Law enforcement in Iowa will give an update Friday morning on the effort to find Mollie Tibbetts. The University of Iowa sophomore was last seen July 18 on her nightly run. A $172,000 reward is now being offered for information leading to her safe return. Mollie Tibbetts' mother, Laura Calderwood, believes she may have been abducted.
In an unusual move, she even said the kidnapper could claim the reward money after setting Tibbetts free. Calderwood believes her daughter is still alive and possibly being held captive.
"It is our greatest hope that if someone has her, that they would just release her, and claim that money we have raised for her freedom," Calderwood said.
Tibbett's father, Rob, begged the public to send tips, which can be done anonymously through Crime Stoppers.
"This is a fight for our daughter," Rob said. "We are told very little by the authorities, for a very good reason….they don't need to share information with someone who might be implicated in this."

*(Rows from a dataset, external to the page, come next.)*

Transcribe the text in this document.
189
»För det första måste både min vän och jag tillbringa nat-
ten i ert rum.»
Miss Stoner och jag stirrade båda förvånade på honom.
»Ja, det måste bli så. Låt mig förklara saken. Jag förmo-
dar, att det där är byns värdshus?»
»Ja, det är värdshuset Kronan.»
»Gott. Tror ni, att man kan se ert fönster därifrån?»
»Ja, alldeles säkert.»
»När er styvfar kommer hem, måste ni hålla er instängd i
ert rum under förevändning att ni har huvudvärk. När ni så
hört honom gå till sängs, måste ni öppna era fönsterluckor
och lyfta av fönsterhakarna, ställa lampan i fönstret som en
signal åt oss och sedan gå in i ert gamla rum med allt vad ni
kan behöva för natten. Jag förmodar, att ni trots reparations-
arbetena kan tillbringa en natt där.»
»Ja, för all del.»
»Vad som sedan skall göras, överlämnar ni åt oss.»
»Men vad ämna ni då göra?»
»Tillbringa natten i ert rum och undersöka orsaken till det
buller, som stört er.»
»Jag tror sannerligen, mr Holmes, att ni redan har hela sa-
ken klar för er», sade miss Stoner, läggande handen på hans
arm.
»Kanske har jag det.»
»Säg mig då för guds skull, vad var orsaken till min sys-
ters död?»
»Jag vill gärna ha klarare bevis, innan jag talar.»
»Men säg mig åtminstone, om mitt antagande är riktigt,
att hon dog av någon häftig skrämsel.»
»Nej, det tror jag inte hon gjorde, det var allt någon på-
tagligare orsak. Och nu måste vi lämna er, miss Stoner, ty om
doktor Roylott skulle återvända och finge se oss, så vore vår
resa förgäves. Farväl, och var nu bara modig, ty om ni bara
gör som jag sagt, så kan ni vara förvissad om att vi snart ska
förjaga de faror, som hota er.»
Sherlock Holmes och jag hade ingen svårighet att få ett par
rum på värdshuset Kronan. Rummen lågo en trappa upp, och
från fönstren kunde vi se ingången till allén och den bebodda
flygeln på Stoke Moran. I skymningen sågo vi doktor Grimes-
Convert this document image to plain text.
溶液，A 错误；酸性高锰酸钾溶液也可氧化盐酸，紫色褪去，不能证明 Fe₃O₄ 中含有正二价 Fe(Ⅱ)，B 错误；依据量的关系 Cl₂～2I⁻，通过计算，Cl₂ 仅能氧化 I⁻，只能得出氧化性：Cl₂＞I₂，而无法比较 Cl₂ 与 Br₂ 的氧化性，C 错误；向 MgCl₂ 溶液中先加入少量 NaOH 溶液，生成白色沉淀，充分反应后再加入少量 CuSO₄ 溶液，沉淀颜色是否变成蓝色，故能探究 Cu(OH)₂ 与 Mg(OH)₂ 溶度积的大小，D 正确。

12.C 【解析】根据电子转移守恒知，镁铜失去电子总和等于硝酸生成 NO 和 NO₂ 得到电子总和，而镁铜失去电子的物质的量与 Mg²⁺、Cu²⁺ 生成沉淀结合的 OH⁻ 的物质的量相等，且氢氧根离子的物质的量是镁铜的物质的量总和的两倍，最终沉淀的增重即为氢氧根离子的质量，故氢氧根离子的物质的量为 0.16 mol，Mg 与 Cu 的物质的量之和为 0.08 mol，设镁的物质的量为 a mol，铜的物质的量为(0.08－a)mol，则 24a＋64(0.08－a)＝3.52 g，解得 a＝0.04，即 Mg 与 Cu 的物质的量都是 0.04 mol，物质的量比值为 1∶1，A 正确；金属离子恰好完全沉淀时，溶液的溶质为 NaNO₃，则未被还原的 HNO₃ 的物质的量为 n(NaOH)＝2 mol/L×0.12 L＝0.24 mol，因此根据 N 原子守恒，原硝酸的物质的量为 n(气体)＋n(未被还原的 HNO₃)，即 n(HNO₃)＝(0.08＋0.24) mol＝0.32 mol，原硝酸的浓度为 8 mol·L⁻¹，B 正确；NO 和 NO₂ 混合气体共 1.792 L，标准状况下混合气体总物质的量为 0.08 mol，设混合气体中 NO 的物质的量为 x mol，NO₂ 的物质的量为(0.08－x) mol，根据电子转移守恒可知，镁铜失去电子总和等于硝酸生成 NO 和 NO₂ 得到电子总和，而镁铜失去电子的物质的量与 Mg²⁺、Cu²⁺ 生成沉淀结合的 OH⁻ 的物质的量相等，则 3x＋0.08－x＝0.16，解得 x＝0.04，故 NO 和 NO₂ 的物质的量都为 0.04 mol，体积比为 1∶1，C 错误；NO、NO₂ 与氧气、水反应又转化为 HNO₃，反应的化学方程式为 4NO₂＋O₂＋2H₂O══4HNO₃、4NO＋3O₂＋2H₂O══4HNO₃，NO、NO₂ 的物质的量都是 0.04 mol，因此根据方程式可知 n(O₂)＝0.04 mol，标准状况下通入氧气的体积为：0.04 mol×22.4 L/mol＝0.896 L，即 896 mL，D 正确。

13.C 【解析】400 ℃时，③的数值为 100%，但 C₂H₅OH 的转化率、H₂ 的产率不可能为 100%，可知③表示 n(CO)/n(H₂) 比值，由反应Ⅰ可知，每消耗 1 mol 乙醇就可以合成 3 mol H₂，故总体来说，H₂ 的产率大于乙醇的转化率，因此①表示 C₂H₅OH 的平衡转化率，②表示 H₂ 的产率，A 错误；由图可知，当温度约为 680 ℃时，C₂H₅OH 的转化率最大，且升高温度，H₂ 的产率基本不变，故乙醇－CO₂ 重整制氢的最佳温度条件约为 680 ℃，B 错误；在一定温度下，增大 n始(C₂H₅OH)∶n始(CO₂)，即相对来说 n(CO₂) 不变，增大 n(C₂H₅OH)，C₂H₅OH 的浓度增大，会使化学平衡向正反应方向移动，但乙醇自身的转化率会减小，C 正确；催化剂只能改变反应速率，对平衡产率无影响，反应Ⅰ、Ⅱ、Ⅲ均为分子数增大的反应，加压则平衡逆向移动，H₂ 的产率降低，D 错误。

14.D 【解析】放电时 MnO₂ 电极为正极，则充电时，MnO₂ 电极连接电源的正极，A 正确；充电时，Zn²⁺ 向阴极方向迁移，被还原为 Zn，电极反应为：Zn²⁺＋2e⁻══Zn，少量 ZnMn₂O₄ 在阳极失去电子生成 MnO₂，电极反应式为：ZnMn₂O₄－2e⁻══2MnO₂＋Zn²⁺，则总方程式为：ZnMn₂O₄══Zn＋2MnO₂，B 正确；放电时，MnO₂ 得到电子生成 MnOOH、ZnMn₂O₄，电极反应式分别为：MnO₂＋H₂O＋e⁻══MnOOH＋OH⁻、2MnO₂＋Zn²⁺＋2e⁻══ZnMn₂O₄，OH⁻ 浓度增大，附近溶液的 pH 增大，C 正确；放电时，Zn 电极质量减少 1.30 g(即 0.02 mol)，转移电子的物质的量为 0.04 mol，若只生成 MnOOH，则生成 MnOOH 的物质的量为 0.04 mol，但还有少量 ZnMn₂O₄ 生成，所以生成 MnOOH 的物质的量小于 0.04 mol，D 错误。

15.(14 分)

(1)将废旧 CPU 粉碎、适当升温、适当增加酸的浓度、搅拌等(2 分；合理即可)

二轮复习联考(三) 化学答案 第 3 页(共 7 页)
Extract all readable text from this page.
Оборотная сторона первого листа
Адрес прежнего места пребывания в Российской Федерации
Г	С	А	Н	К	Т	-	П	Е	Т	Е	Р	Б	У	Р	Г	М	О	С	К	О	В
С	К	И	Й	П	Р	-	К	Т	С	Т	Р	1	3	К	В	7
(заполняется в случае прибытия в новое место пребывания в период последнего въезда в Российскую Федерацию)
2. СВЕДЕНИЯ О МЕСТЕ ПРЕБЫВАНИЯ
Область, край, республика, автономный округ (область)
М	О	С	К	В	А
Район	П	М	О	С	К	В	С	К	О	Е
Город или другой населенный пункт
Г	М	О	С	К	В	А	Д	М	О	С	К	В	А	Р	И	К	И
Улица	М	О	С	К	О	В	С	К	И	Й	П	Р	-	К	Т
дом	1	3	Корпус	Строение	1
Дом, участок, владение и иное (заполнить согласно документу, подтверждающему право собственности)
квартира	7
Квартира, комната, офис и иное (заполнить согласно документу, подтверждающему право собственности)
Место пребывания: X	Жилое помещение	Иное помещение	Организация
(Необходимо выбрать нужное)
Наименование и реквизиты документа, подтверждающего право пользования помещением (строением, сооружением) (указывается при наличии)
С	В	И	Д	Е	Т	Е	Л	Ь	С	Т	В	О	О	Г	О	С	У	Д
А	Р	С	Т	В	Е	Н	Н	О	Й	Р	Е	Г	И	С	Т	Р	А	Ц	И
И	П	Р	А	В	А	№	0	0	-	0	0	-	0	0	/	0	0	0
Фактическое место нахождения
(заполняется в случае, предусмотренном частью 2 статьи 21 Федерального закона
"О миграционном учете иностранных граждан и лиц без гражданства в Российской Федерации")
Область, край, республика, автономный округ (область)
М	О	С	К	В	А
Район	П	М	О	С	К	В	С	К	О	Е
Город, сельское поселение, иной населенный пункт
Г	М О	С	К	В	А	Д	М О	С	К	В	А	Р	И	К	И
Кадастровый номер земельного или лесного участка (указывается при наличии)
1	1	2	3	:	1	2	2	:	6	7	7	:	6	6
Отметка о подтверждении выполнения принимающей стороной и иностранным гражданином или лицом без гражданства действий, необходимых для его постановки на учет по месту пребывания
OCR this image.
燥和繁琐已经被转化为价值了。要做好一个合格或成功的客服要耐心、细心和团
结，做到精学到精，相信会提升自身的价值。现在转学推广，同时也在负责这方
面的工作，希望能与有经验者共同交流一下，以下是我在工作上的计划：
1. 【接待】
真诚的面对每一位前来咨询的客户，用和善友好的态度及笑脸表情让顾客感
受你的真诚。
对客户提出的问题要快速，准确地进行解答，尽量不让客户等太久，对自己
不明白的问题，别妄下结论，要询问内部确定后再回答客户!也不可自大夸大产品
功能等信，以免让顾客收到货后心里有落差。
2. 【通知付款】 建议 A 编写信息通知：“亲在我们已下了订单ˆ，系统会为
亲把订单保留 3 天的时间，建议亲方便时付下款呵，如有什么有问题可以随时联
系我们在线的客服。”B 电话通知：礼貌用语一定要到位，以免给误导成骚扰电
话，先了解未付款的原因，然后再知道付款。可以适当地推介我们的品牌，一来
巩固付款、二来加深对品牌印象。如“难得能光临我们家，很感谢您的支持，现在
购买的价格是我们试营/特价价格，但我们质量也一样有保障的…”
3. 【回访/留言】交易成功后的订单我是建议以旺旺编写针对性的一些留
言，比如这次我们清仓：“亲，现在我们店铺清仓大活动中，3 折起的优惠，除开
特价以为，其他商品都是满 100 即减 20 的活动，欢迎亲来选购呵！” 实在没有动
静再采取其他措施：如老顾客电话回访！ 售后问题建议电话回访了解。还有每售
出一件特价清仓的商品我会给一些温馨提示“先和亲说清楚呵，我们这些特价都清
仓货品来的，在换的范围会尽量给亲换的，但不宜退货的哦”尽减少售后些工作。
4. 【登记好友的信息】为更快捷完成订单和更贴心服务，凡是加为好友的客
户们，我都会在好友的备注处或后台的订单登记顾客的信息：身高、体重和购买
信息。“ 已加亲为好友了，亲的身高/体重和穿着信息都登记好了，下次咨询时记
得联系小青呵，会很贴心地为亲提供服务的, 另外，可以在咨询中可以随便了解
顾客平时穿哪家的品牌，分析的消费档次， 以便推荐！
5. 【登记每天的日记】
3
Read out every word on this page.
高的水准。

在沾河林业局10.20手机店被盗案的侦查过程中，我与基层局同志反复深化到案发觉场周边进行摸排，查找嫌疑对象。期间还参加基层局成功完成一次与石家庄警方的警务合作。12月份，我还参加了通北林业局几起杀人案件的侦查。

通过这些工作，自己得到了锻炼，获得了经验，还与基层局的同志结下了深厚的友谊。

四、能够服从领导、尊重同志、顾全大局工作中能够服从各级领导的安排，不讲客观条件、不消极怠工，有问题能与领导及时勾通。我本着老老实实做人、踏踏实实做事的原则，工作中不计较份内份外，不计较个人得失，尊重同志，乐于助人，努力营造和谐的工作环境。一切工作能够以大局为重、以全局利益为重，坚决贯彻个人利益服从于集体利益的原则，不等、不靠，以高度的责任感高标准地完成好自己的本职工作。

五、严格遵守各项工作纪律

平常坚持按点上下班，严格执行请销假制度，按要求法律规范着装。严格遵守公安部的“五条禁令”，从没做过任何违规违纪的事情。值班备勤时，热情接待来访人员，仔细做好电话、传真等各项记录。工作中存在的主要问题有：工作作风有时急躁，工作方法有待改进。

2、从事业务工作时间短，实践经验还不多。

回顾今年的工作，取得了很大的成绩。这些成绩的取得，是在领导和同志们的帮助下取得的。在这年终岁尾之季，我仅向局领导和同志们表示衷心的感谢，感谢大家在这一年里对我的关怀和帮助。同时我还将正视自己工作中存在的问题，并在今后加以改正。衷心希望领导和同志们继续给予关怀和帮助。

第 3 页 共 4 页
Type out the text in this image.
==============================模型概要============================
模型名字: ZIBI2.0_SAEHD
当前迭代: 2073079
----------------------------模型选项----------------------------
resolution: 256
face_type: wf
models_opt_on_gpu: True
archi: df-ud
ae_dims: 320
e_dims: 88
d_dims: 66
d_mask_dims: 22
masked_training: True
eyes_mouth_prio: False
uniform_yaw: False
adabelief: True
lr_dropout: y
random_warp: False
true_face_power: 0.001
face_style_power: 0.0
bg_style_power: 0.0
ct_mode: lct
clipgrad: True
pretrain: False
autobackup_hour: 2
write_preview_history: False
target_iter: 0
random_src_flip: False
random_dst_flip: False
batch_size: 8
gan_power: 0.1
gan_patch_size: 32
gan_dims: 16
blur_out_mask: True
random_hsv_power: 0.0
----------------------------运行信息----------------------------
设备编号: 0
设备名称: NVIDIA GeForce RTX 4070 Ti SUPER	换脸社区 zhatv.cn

On Thursday, investigators once again searched fields and ditches near Brooklyn, Iowa, where the 20-year-old vanished more than two weeks ago. Authorities ruled out a possible sighting Sunday at a truck stop in Missouri. Police in Pella, Iowa, also questioned a man spotted taking photos of female joggers from his car.
"A lot of sex offenses, they don't just happen. There is a period of surveillance… There's no indication there was criminal conduct but we still have not cleared the individual," said Pella police chief Robert Bokinsky.
So far there have been no suspects or arrests in the disappearance of the University of Iowa sophomore. Her boyfriend, Dalton Jack, was the last person to hear from Tibbetts. He was working a construction job 100 miles away the night she disappeared.
"Imagine if this was you, somebody had taken your Mollie? Wouldn't you want to help? Wouldn't you want her back? How would you feel? Just do the right thing and let her go," Jack said.
Rob Tibbetts praised police for what he called a large, aggressive and sophisticated effort to find Mollie. On any given day, 30 to 40 investigators are working the case. They've already followed up on more than 200 leads.